I wrote a little script that extracts information from a web site using PHP's DOMXPath
class.
I query for <div class="sku" />
and execute a substring-before
on the result. The result contains text, non breaking spaces, a line break and more text.
So what I'm trying to do is cut before the \r\n
. It works fine when I use the following query:
$query = "substring-before(//div[@class='sku'],'\xC2\xA0\xC2\xA0\r\n')";
but fails as soon as I change the quotes (which shouldn't make any difference):
$query = 'substring-before(//div[@class="sku"],"\xC2\xA0\xC2\xA0\r\n")';
or
$query = 'substring-before(//div[@class=\'sku\'],\'\xC2\xA0\xC2\xA0\r\n\')';
How is this possible and how can I overcome this?
Live example here: http://codepad.viper-7.com/R1rCaj
The style of quotes makes a difference because when a string is enclosed in double-quotes PHP will interpret more escape sequences for special characters - including what you're using for non-breaking space \xC2\xA0
, carriage return \r
, and newline \n
.
When you have these enclosed in single-quotes '\xC2\xA0\r\n'
, like in your second two queries, PHP treats them as those literal characters - backslash, x, C, 2... etc.
A little extra syntax highlighting may help show this off, escape sequences in orange:
If your string already has what would be escape sequences in it as literal characters, and there's no way to get that corrected*, you're in the kinda dirty position of replacing them yourself.
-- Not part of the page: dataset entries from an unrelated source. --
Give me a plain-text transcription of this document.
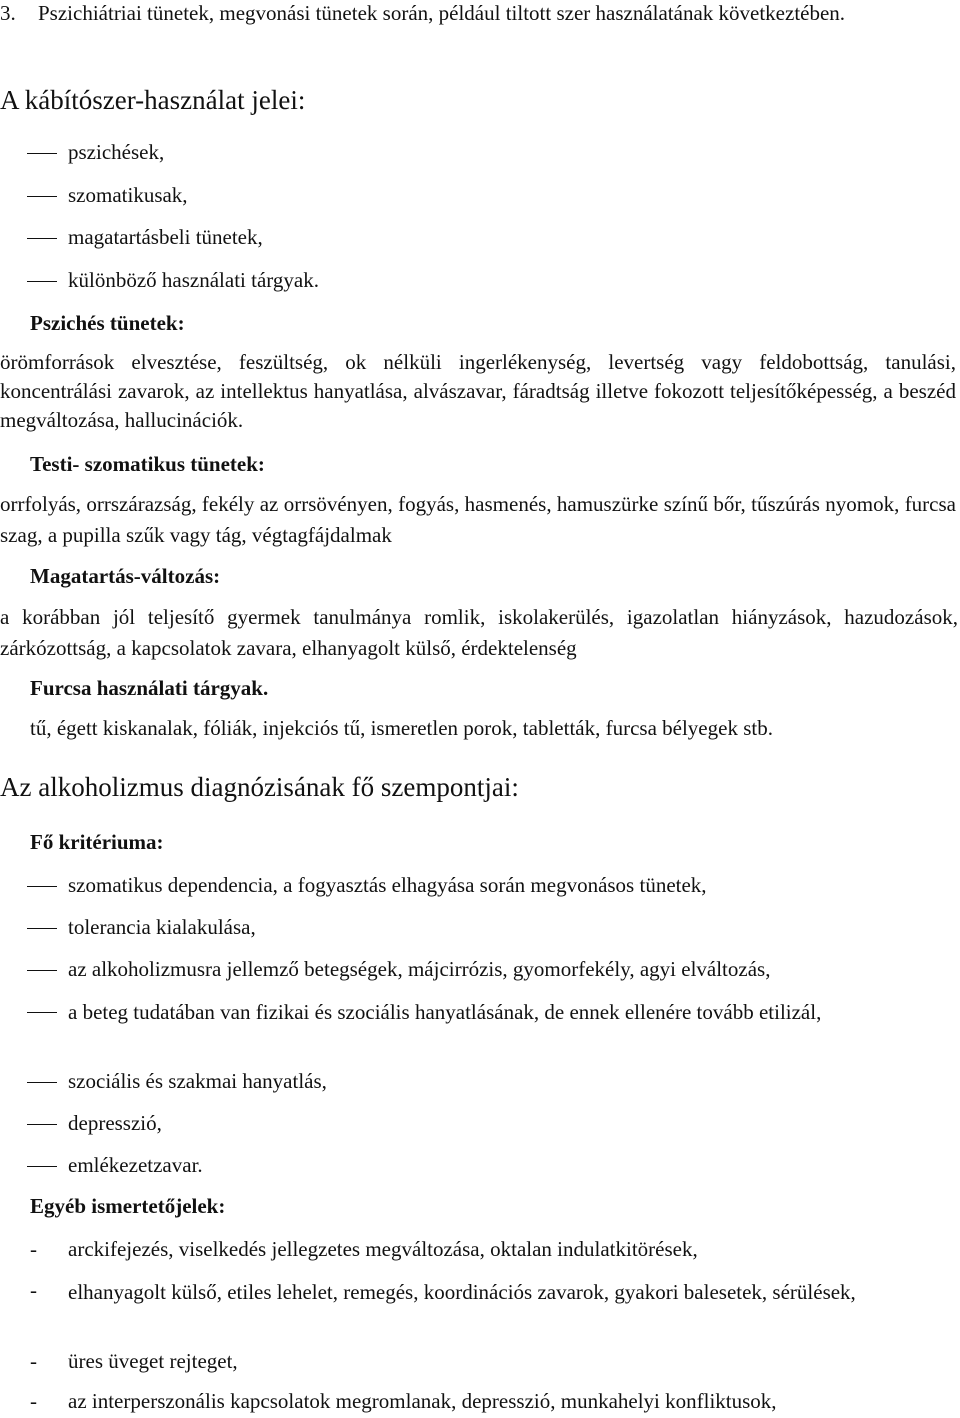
3.	Pszichiátriai tünetek, megvonási tünetek során, például tiltott szer használatának következtében.
A kábítószer-használat jelei:
pszichések,
szomatikusak,
magatartásbeli tünetek,
különböző használati tárgyak.
Pszichés tünetek:
örömforrások elvesztése, feszültség, ok nélküli ingerlékenység, levertség vagy feldobottság, tanulási, koncentrálási zavarok, az intellektus hanyatlása, alvászavar, fáradtság illetve fokozott teljesítőképesség, a beszéd megváltozása, hallucinációk.
Testi- szomatikus tünetek:
orrfolyás, orrszárazság, fekély az orrsövényen, fogyás, hasmenés, hamuszürke színű bőr, tűszúrás nyomok, furcsa szag, a pupilla szűk vagy tág, végtagfájdalmak
Magatartás-változás:
a korábban jól teljesítő gyermek tanulmánya romlik, iskolakerülés, igazolatlan hiányzások, hazudozások, zárkózottság, a kapcsolatok zavara, elhanyagolt külső, érdektelenség
Furcsa használati tárgyak.
tű, égett kiskanalak, fóliák, injekciós tű, ismeretlen porok, tabletták, furcsa bélyegek stb.
Az alkoholizmus diagnózisának fő szempontjai:
Fő kritériuma:
szomatikus dependencia, a fogyasztás elhagyása során megvonásos tünetek,
tolerancia kialakulása,
az alkoholizmusra jellemző betegségek, májcirrózis, gyomorfekély, agyi elváltozás,
a beteg tudatában van fizikai és szociális hanyatlásának, de ennek ellenére tovább etilizál,
szociális és szakmai hanyatlás,
depresszió,
emlékezetzavar.
Egyéb ismertetőjelek:
- arckifejezés, viselkedés jellegzetes megváltozása, oktalan indulatkitörések,
- elhanyagolt külső, etiles lehelet, remegés, koordinációs zavarok, gyakori balesetek, sérülések,
- üres üveget rejteget,
- az interperszonális kapcsolatok megromlanak, depresszió, munkahelyi konfliktusok,
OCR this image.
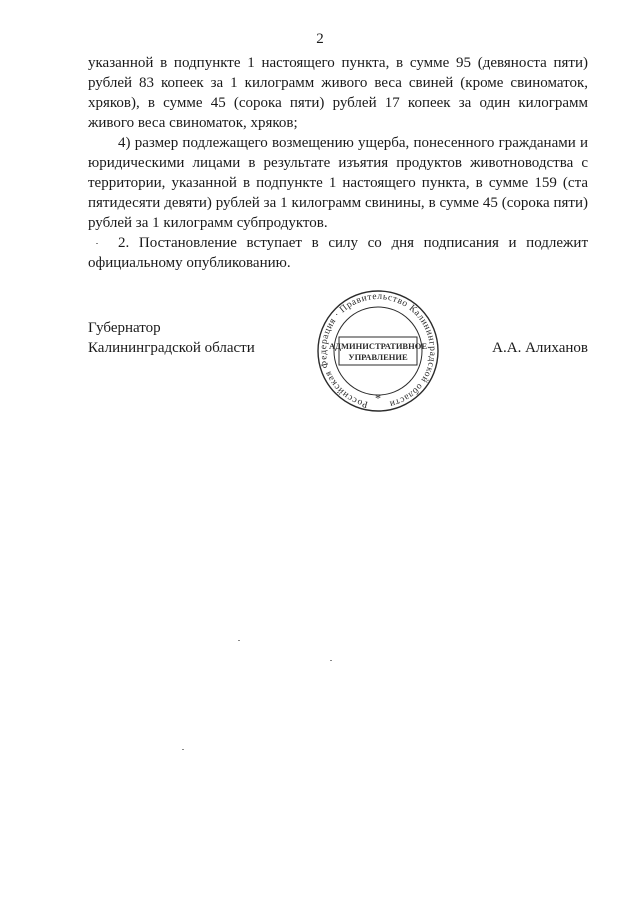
2

указанной в подпункте 1 настоящего пункта, в сумме 95 (девяноста пяти) рублей 83 копеек за 1 килограмм живого веса свиней (кроме свиноматок, хряков), в сумме 45 (сорока пяти) рублей 17 копеек за один килограмм живого веса свиноматок, хряков;

4) размер подлежащего возмещению ущерба, понесенного гражданами и юридическими лицами в результате изъятия продуктов животноводства с территории, указанной в подпункте 1 настоящего пункта, в сумме 159 (ста пятидесяти девяти) рублей за 1 килограмм свинины, в сумме 45 (сорока пяти) рублей за 1 килограмм субпродуктов.

2. Постановление вступает в силу со дня подписания и подлежит официальному опубликованию.

Губернатор
Калининградской области	А.А. Алиханов
Российская Федерация · Правительство Калининградской области
АДМИНИСТРАТИВНОЕ
УПРАВЛЕНИЕ
*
This preg_replace_callback()
will take care of the sort of sequences in your example, and it's trivial to extend to the rest of the escape sequences supported by double-quotes:
// Known good.
$query1 = "substring-before(//div[@class='sku'],'\xC2\xA0\xC2\xA0\r\n')";
// Known bad.
$query2 = 'substring-before(//div[@class=\'sku\'],\'\xC2\xA0\xC2\xA0\r\n\')';
$query2 = preg_replace_callback(
'/\\\\(?:[rn]|(?:x[0-9A-Fa-f]{1,2}))/',
function ($matches) {
switch (substr($matches[0], 0, 2)) {
case '\r':
return "\r";
case '\n':
return "\n";
case '\x':
return hex2bin(substr($matches[0], 2));
}
},
$query2
);
var_dump($query1 === $query2); // Now equal?
Output:
bool(true)
(*Really, you should get this fixed at the source.)